Studies have explored the links between mindfulness exercises and sleep before. A 2015 study found that mindfulness meditation in older adults resulted in improvements in sleep quality, suggesting the practice could be used as a short-term solution for moderate sleep disturbances. In an article in Harvard Health Publishing, Dr. Herbert Benson, a cardiologist and professor of mind body medicine at Harvard Medical School, called mindfulness meditation "just one of a smorgasbord of techniques that evoke the relaxation response.”
Opening the Headspace app, there’s a small banner above the home button that spotlights the new feature. Click through, and the app welcomes you to “a new kind of sleep experience” that uses a mixture of visualization and sound to engineer optimal conditions for restful sleep. After setting your bedtime in the app, the indigo and purple-hued screen (darker to help with sleep) leads to a page filled with sleepcasts. Riffing off of podcasts, sleepcasts are described in the app as unique audio experiences that subtly change each night, so as not to bore users.
The problem with traditional sleep solutions like listening to a podcast or story, the company writes in a statement emailed to Bustle, is that these solutions often contain linear narratives. Sleepcasts, by contrast, are “long, non-storytelling narratives, each one describing a different landscape with its own unique sonic ambience.”
Testing prototypes with users led to the discovery that troubled sleepers are very sensitive to the passage of time, says Sarah Romotsky, Headspace's Health and Science Strategist. “We tested a linear narrative tour of a journey through the solar system, that went from the Sun to Pluto — but we found that people would be aware if they were still awake at Jupiter that they were running out of time to get to sleep, and that might cause them anxiety,” she explained. “Our idea was to create these descriptions that could be reshuffled, so a listener would not be able to use the content to judge the passage of time. One section might be at the beginning one night, in the middle the next, and at the end the next.”
Sleepcast options range from the traditional (Desert Campfire, which sounds like crickets and the nostalgic crackling fire you may remember from summer camp) to more unique soundscape options like Midnight Launderette, which features the gentle whirring of washing machines. Cat Marina, which sounds exactly how the name suggests, is a particularly unique highlight: “Perfect if you’re a fan of boats, or a fan of cats,” a smooth, lulling voice intones, “even better, if you happen to be a lover of both.”
The diversity of sleepcast options came from prototyping with users and a survey of the current research, says Romotsky. Natural sounds like the ocean were popular, but some people also found mechanical sounds more comforting, along with more fantastical and surreal sounds.

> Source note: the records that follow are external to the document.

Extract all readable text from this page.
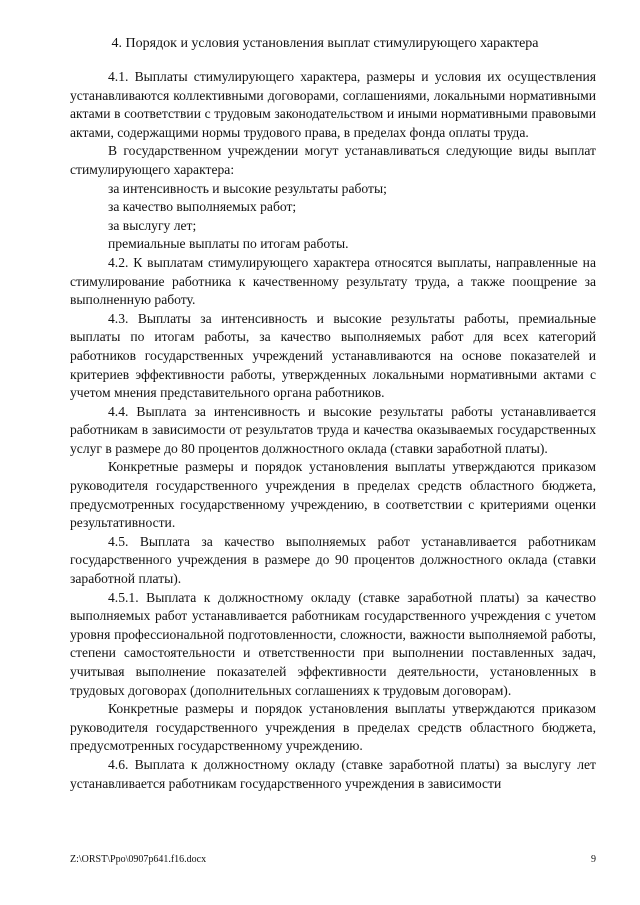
4. Порядок и условия установления выплат стимулирующего характера

4.1. Выплаты стимулирующего характера, размеры и условия их осуществления устанавливаются коллективными договорами, соглашениями, локальными нормативными актами в соответствии с трудовым законодательством и иными нормативными правовыми актами, содержащими нормы трудового права, в пределах фонда оплаты труда.

В государственном учреждении могут устанавливаться следующие виды выплат стимулирующего характера:

за интенсивность и высокие результаты работы;

за качество выполняемых работ;

за выслугу лет;

премиальные выплаты по итогам работы.

4.2. К выплатам стимулирующего характера относятся выплаты, направленные на стимулирование работника к качественному результату труда, а также поощрение за выполненную работу.

4.3. Выплаты за интенсивность и высокие результаты работы, премиальные выплаты по итогам работы, за качество выполняемых работ для всех категорий работников государственных учреждений устанавливаются на основе показателей и критериев эффективности работы, утвержденных локальными нормативными актами с учетом мнения представительного органа работников.

4.4. Выплата за интенсивность и высокие результаты работы устанавливается работникам в зависимости от результатов труда и качества оказываемых государственных услуг в размере до 80 процентов должностного оклада (ставки заработной платы).

Конкретные размеры и порядок установления выплаты утверждаются приказом руководителя государственного учреждения в пределах средств областного бюджета, предусмотренных государственному учреждению, в соответствии с критериями оценки результативности.

4.5. Выплата за качество выполняемых работ устанавливается работникам государственного учреждения в размере до 90 процентов должностного оклада (ставки заработной платы).

4.5.1. Выплата к должностному окладу (ставке заработной платы) за качество выполняемых работ устанавливается работникам государственного учреждения с учетом уровня профессиональной подготовленности, сложности, важности выполняемой работы, степени самостоятельности и ответственности при выполнении поставленных задач, учитывая выполнение показателей эффективности деятельности, установленных в трудовых договорах (дополнительных соглашениях к трудовым договорам).

Конкретные размеры и порядок установления выплаты утверждаются приказом руководителя государственного учреждения в пределах средств областного бюджета, предусмотренных государственному учреждению.

4.6. Выплата к должностному окладу (ставке заработной платы) за выслугу лет устанавливается работникам государственного учреждения в зависимости

Z:\ORST\Ppo\0907p641.f16.docx	9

Soothing voices speak over the ambient sounds, narrating the specific experience and walking the user through calming exercises to help with sleep. Users can tailor the listening experience by toggling the voice-to-ambient-sound ratio, completely eliminating the voice or the background sounds to their preference. There’s also “Wind Downs,” guided exercises like deep breathing and visualization that help prep the body and mind for sleep. For people just looking for some comforting background noise to help them snooze, the “Sleep Sounds” section offers myriad choices: Forgotten shapes (synth beats that sound like a mellowed-out version of the Stranger Things soundtrack) and Pigeon radio (yes, 45 minutes of gentle pigeons cooing) are standouts.
Whatever your preference, there's plenty of options for every kind of sleeper to choose from. While the app won't cure insomnia, adding it to your nighttime routine may help you find sleep a little easier. At the very least, you can be entertained by the soft sounds of pigeons lulling you to sleep.